Update: right now I'm feeling a bit pissed off. I've started another game, spent the first month waiting and waiting and waiting and waiting and waiting, and... I got a mission!
Outside the Airbus's range, again.So, at this point, I'm wondering:
what is the gameplay benefit of limiting the Airbus's reach across the globe? Is there even one?
The way I see it, limited range can force the player to be a better planner and strategist in a number of different situations. Let's have a look at these:
- Limited range means you can't just intercept and shoot down UFOs anywhere in the world from your HQ, forcing you to plan ahead by placing outposts in different location. This is a good thing. Also,
it does not apply to the Airbus, since it cannot intercept, anyway.
- Limited range also means you can't just shadow and ground assault UFOs anywhere from your HQ, so, again, you need to build outposts. Again, this is a good thing. Also again,
this does not apply to the Airbus. In the early game, which is when you use this ship, you only have one base, and that with pretty basic radar facilities (and no spy zeppelins) - meaning that you'll only be notified of UFOs in close vicinity, anyway. Consequently, this scenario can play out the following ways:
A, The ship lands within your radar range, you fly there and assault it.

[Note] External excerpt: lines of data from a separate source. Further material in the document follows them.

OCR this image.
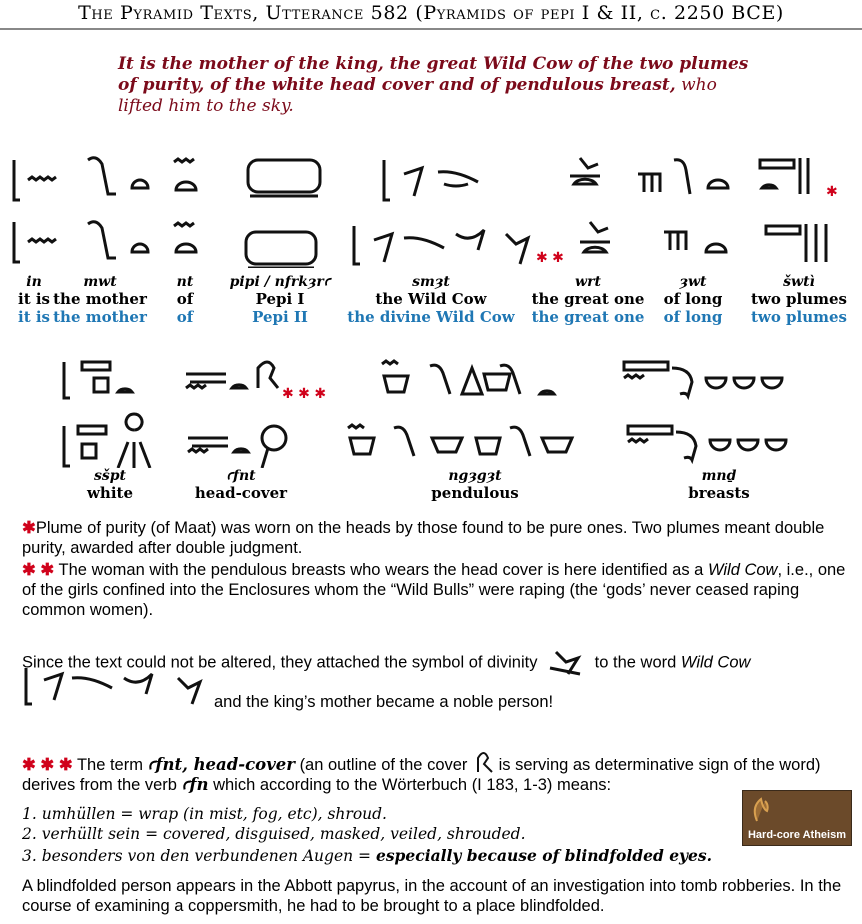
The Pyramid Texts, Utterance 582 (Pyramids of pepi I & II, c. 2250 BCE)
It is the mother of the king, the great Wild Cow of the two plumes of purity, of the white head cover and of pendulous breast, who lifted him to the sky.
✱
✱ ✱
in
it is
it is
mwt
the mother
the mother
nt
of
of
pipi / nfrkȝrꜥ
Pepi I
Pepi II
smȝt
the Wild Cow
the divine Wild Cow
wrt
the great one
the great one
ȝwt
of long
of long
šwtì
two plumes
two plumes
✱ ✱ ✱
sšpt
white
ꜥfnt
head-cover
ngȝgȝt
pendulous
mnḏ
breasts
✱Plume of purity (of Maat) was worn on the heads by those found to be pure ones. Two plumes meant double purity, awarded after double judgment.
✱ ✱ The woman with the pendulous breasts who wears the head cover is here identified as a Wild Cow, i.e., one of the girls confined into the Enclosures whom the “Wild Bulls” were raping (the ‘gods’ never ceased raping common women).
Since the text could not be altered, they attached the symbol of divinity	to the word Wild Cow
and the king’s mother became a noble person!
✱ ✱ ✱ The term ꜥfnt, head-cover (an outline of the cover is serving as determinative sign of the word) derives from the verb ꜥfn which according to the Wörterbuch (I 183, 1-3) means:
1. umhüllen = wrap (in mist, fog, etc), shroud.
2. verhüllt sein = covered, disguised, masked, veiled, shrouded.
3. besonders von den verbundenen Augen = especially because of blindfolded eyes.
Hard-core Atheism
A blindfolded person appears in the Abbott papyrus, in the account of an investigation into tomb robberies. In the course of examining a coppersmith, he had to be brought to a place blindfolded.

Since this is necessarily happening in your neighborhood, limiting the Airbus range or not is irrelevant.B, You start shadowing the UFO, but it leaves your base's radar range before the Airbus could catch up and disappears. You CAN try going to its last known destination and search around, but with the Airbus's pitiful built-in radar you will NOT find it, and giving the Airbus 25% more fuel won't change that.
Again, limiting the Airbus range or not is irrelevant.C, The UFO is faster than the Airbus. See above, you'll never catch it, not even with more fuel.
Again, Airbus range is irrelevant.D, You shadow the UFO, the UFO gets to its destination and simply disappears without ever landing (like civilian shipping). You never get an assault opportunity, so
Airbus range is irrelevant.E, UFO is slower than Airbus, Airbus catches up and shadows the ship, UFO lands beyond radar range but within maybe three-quarters of a continent's distance. Airbus lands and you assault. In this case, increasing the Airbus's range does make this scenario likelier to happen.
However, this scenario is exceedingly rare, and
most attempts to shadow and ground assault will play out according to scenarios A to D, where increasing the Airbus's range would be irrelevant, and would not make the game "unfairly easy" or whatever.
So, the extra
meaningful challenge in limiting range simply does not apply to the Airbus, because it's either incapable of participating in the relevant activities, or those activities will almost always play out in a way which is not affected by range, anyway. In contrast, the limited range
does affect the one thing the Airbus is going to spend most of its time doing: ferrying troops to ground missions. And
that is a bad thing, because
in the early game, this is not a meaningful challenge. Spawning those much-needed ground missions too far away is not something that adds to gameplay by forcing the player to be more skillful. It's just a random
fuck you-factor that the player has no way of influencing or overcoming with his skill.
To sum up: Limiting aircraft range can have a positive impact on the game by forcing players to use their skill.
The Airbus, specifically, never gets into situations where limited range would interact with player skill. What limited range on the Airbus
does, is add
fake difficulty which is unfair because the early-game player has absolutely no influence on the outcome. Conclusion: limiting the Airbus's range so it can't reach anywhere on the globe is a poor design decision.